Empty cells the literature has not addressed:
- No transparent decade-by-decade AHXZ replication on the 1990-2024 sample. Hou, Xue, and Zhang (2020) cover idiovol within a 452-anomaly survey; no paper takes the AHXZ design end-to-end on this window.
- No update on whether the post-publication anomaly decay documented by McLean and Pontiff (2016) has continued through 2024, specifically for idiovol — i.e., whether the spread is now indistinguishable from zero in the most recent decade.

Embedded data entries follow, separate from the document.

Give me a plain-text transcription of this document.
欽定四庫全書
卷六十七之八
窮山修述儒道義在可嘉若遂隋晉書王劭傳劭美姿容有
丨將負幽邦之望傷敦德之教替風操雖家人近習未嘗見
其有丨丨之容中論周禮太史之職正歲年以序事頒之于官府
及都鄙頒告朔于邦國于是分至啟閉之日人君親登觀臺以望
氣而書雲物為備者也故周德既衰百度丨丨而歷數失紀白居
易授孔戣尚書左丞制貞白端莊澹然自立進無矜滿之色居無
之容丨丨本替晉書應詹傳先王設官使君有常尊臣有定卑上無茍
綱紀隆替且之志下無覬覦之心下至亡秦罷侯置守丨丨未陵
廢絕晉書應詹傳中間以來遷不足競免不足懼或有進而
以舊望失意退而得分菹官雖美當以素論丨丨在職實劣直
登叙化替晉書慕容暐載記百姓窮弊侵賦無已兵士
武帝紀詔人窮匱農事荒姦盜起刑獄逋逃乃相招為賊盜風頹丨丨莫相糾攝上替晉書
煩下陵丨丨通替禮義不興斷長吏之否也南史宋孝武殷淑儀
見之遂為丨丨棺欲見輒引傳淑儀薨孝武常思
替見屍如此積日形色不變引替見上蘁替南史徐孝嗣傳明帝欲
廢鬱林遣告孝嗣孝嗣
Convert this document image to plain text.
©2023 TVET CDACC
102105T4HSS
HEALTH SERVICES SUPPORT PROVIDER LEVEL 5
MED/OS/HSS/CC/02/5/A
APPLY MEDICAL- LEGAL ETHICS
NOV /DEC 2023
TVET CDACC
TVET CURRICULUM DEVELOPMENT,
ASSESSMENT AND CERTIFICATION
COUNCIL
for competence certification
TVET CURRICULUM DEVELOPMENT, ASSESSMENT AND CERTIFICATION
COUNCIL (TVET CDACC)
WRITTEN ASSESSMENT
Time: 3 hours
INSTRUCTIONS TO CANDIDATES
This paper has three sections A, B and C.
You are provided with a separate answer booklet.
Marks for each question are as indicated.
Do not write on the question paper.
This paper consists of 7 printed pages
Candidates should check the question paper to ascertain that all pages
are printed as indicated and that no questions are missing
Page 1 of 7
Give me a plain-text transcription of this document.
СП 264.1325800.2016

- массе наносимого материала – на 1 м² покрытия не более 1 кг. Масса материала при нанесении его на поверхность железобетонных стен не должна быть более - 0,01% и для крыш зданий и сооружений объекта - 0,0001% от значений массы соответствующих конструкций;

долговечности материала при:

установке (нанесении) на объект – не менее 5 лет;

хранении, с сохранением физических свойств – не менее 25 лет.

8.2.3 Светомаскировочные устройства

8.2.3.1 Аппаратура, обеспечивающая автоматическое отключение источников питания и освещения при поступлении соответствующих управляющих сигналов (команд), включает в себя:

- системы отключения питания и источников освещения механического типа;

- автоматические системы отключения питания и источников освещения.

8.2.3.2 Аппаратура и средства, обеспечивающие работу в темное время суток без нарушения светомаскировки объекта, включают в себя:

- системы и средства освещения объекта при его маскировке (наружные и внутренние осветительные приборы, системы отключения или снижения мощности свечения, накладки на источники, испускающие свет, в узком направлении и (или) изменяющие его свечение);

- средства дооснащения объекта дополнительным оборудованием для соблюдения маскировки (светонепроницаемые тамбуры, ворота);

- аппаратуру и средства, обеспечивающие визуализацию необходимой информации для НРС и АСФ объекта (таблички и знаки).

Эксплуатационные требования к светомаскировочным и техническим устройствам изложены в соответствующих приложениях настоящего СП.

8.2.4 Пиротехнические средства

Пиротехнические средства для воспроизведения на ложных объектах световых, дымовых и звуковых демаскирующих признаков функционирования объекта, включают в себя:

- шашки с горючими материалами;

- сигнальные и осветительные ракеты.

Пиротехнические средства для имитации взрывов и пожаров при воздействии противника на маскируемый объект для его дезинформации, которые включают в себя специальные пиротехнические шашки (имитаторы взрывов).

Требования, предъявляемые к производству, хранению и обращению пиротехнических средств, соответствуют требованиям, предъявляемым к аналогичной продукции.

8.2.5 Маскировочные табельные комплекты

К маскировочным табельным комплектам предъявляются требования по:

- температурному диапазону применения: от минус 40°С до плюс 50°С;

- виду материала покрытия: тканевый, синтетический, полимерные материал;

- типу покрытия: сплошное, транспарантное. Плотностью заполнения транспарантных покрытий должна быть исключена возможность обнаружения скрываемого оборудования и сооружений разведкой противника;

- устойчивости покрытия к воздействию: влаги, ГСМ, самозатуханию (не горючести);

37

- No clean comparison of CAPM-residual vs FF3-residual idiovol in the modern sample, with both equal-weighted and value-weighted portfolios and NYSE breakpoints, holding the rest of the design fixed. Most papers either swap one design lever at a time or test one specification.
- No sample-period sensitivity analysis of how the puzzle behaves across the regime shifts within 1990-2024 — pre/post Reg SHO 2007, pre/post the 2003 decimalization, and the indexing/passive-flows era (2010+).
Our paper fills cell 1 directly and provides material relevant to cells 2 and 4 as part of the same exercise. Cell 3 is partially addressed by our robustness battery (CAPM headline, FF3 robustness; EW headline, VW robustness; NYSE breakpoints robustness).
Gap Statement
The literature contains a foundational result (Ang, Hodrick, Xing, Zhang 2006), a body of competing explanations through 2020, and a methodological literature on replication (Hou, Xue, Zhang 2020) — but no recent paper takes the original AHXZ research design and runs it on the 1990-2024 US universe with the explicit goal of measuring whether the negative idiovol-return relation has survived. We fill this gap by replicating the exact AHXZ exercise — CAPM-based daily-residual idiosyncratic volatility, equal-weighted quintile sorts, and Fama-MacBeth cross-sectional regressions — on common stocks (CRSP shrcd 10/11) ex-financials and ex-utilities over 1990-2024. Our contribution is descriptive and methodological: a transparent update that shows what the AHXZ-style estimate looks like today, decade-by-decade, with NYSE-breakpoint and value-weighted robustness in the spirit of Hou, Xue, and Zhang (2020). We make no causal claim and do not adjudicate among the explanations in bucket (ii); rather, we provide the updated stylized fact against which future explanations must be tested.